Bud smiled. "But Swift chemical magic has conquered
that
detail, right?"

"You just saw the result," Tom confirmed. "It was basically a mass of
plastic powder,
made up of separate grains. But the new substance has unique electrical and mechanical characteristics. It conducts electricity with very low resistance—but only in one plane, along one direction, more or less. At right angles to the flow, it’s an almost perfect insulator. You could make a high-power cable of this stuff and hold it safely in your hand, with no insulation covering it."

"Wild!"

"Furthermore, a current causes it to structure itself into fibrils, like little threads, all along its length. The fibrils slide freely along one another, which makes the mass extremely elastic. But the individual fibrils are incompressible and hug closely, so it holds together—and you can pump it like water and use it for a hydraulic-like pressure system in the robot’s ‘muscles.’ See?"

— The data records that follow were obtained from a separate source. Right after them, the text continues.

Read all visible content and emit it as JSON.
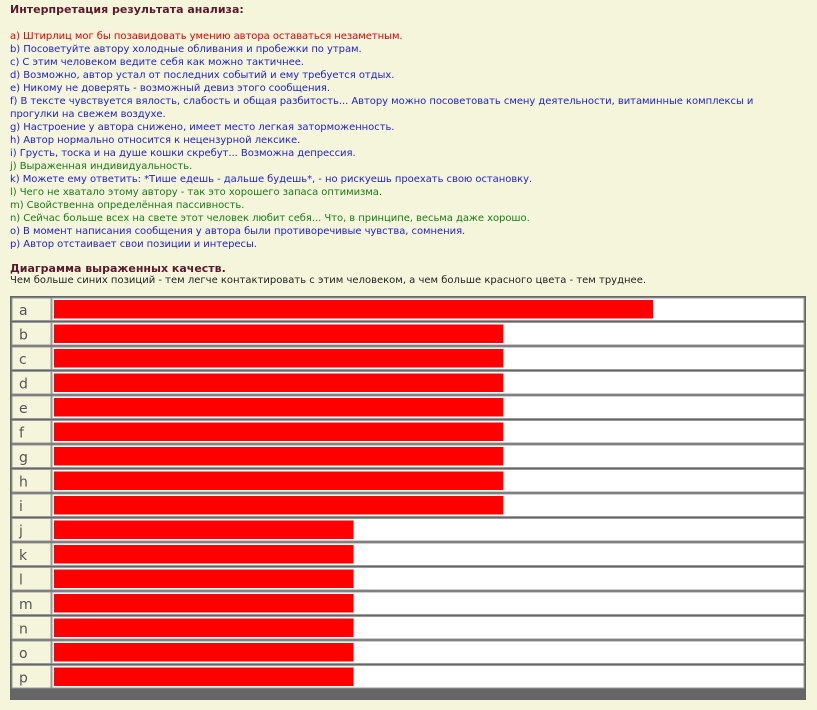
{
  "interpretation": {
    "title": "Интерпретация результата анализа:",
    "lines": [
      {
        "text": "a) Штирлиц мог бы позавидовать умению автора оставаться незаметным.",
        "color": "red"
      },
      {
        "text": "b) Посоветуйте автору холодные обливания и пробежки по утрам.",
        "color": "blue"
      },
      {
        "text": "c) С этим человеком ведите себя как можно тактичнее.",
        "color": "blue"
      },
      {
        "text": "d) Возможно, автор устал от последних событий и ему требуется отдых.",
        "color": "blue"
      },
      {
        "text": "e) Никому не доверять - возможный девиз этого сообщения.",
        "color": "blue"
      },
      {
        "text": "f) В тексте чувствуется вялость, слабость и общая разбитость... Автору можно посоветовать смену деятельности, витаминные комплексы и прогулки на свежем воздухе.",
        "color": "blue"
      },
      {
        "text": "g) Настроение у автора снижено, имеет место легкая заторможенность.",
        "color": "blue"
      },
      {
        "text": "h) Автор нормально относится к нецензурной лексике.",
        "color": "blue"
      },
      {
        "text": "i) Грусть, тоска и на душе кошки скребут... Возможна депрессия.",
        "color": "blue"
      },
      {
        "text": "j) Выраженная индивидуальность.",
        "color": "green"
      },
      {
        "text": "k) Можете ему ответить: *Тише едешь - дальше будешь*, - но рискуешь проехать свою остановку.",
        "color": "blue"
      },
      {
        "text": "l) Чего не хватало этому автору - так это хорошего запаса оптимизма.",
        "color": "green"
      },
      {
        "text": "m) Свойственна определённая пассивность.",
        "color": "green"
      },
      {
        "text": "n) Сейчас больше всех на свете этот человек любит себя... Что, в принципе, весьма даже хорошо.",
        "color": "green"
      },
      {
        "text": "o) В момент написания сообщения у автора были противоречивые чувства, сомнения.",
        "color": "blue"
      },
      {
        "text": "p) Автор отстаивает свои позиции и интересы.",
        "color": "blue"
      }
    ]
  },
  "colors": {
    "red": "#e60000",
    "blue": "#1f1fcc",
    "green": "#1a7a1a",
    "heading": "#5a1a2c",
    "background": "#f5f5dc",
    "bar": "#ff0000",
    "track": "#ffffff",
    "border": "#555555"
  },
  "chart_data": {
    "type": "bar",
    "orientation": "horizontal",
    "title": "Диаграмма выраженных качеств.",
    "subtitle": "Чем больше синих позиций - тем легче контактировать с этим человеком, а чем больше красного цвета - тем труднее.",
    "categories": [
      "a",
      "b",
      "c",
      "d",
      "e",
      "f",
      "g",
      "h",
      "i",
      "j",
      "k",
      "l",
      "m",
      "n",
      "o",
      "p"
    ],
    "values": [
      80,
      60,
      60,
      60,
      60,
      60,
      60,
      60,
      60,
      40,
      40,
      40,
      40,
      40,
      40,
      40
    ],
    "xlim": [
      0,
      100
    ],
    "grid": false,
    "legend": "none"
  }
}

"Hey, of course!" Bud joked. "But what did you do to give it a shape and grow fingers?"

"Just something I rigged up to test its capabilities," the other replied, gesturing toward the lab counter. "I have a sort of ‘sleeve’ back there with special sensors that modulate the current in the plastic, so that it imitates both the movement and general shape of my hand and arm."

"That’s great, Tom," Bud said wonderingly. "What do you guys call the plastic powder?"

Tom looked slightly embarrassed. "It has a big, long chemical name, but—don’t laugh—we’ve nicknamed it
Herculesium!"

"I wouldn’t laugh, pal," Bud remarked. "After all,
my
real name is Budworth!"

Tom gestured toward a sliding door in the wall of the lab. "Inside that cubicle is a big, deep vat of the stuff, almost like a well. I remodeled one of the pressure tanks, because I wanted to have a fair amount ready-made and on-hand. What I’m going to do is give Robo Boy a kind of ‘transfusion,’ replacing an earlier formula plastic with the latest batch, which is far superior. You can help me if you like."

"Sure," Bud replied. "Will we need to put on any protective gear?"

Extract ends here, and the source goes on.